I'm on both sides: Simply, I want to know what's in my food so I can make an informed choice on what I want to put into my body. Now more than ever we are bombarded by chemicals, and I choose to opt out of that.
Unfortunately, this is not a simple issue. It's true that GMO is nothing new, and in many cases it's not actually evil.
In every election I remind people that the only way to see what any legislation is (and who will Really benefit from it) is to see who's for and who's against. I fear that although Prop 37 is being sold as a "David and Goliath" story (peace-loving humans on the left/evil conglomerates on the right), that our passing this proposition will only make things worse for the struggling independents (and probably kill farmers markets because they won't be able to afford to comply with the nifty new laws).

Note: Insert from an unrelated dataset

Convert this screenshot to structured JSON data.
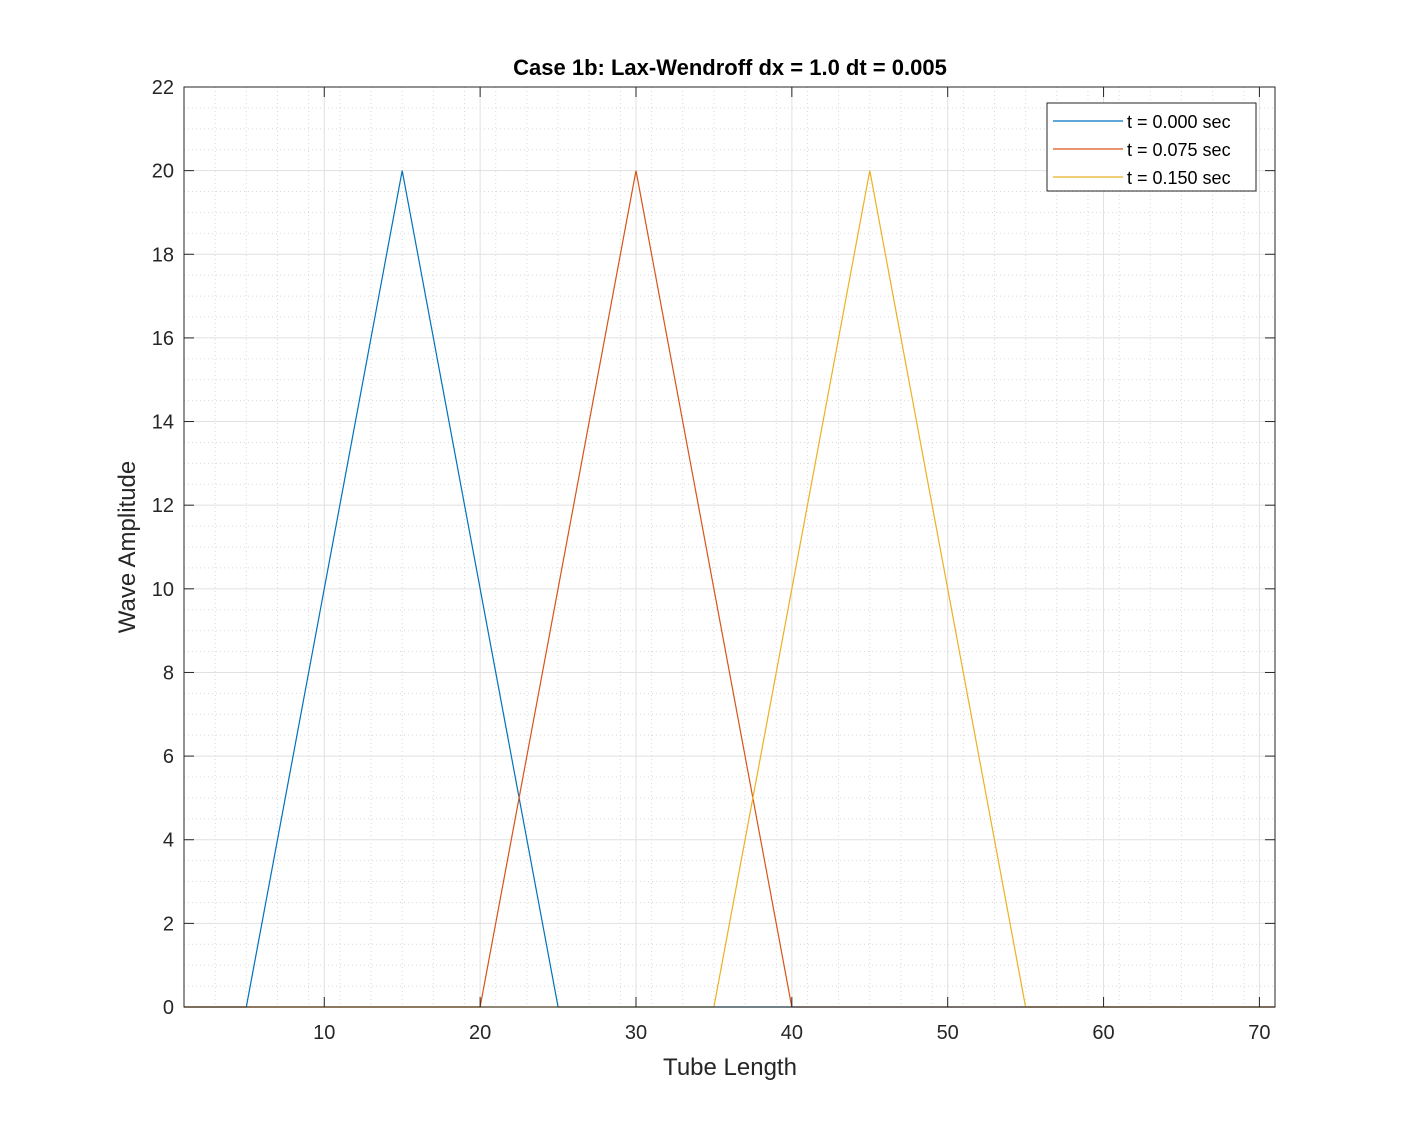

The small farmers can't afford the testing and requirements. The big farms don't care (and actually benefit) because they can pass on the costs while crippling their smaller competitors. We are already facing huge increases in food prices with the drought, and Of Course remember ADM and its Washington butt buddies have us wasting 40% of our corn crop on ethanol.
Yes, part of me says, "It's a start, so let's pass it." The bigger part of me worries that it will do more harm than good, that Monsanto (and other super-giants) have endless funds to do whatever they want, easily circumventing any piddling laws we mortals might pass.
Conflicted. That's me. I have thoughts on the other propositions, but so far this one hits me hardest.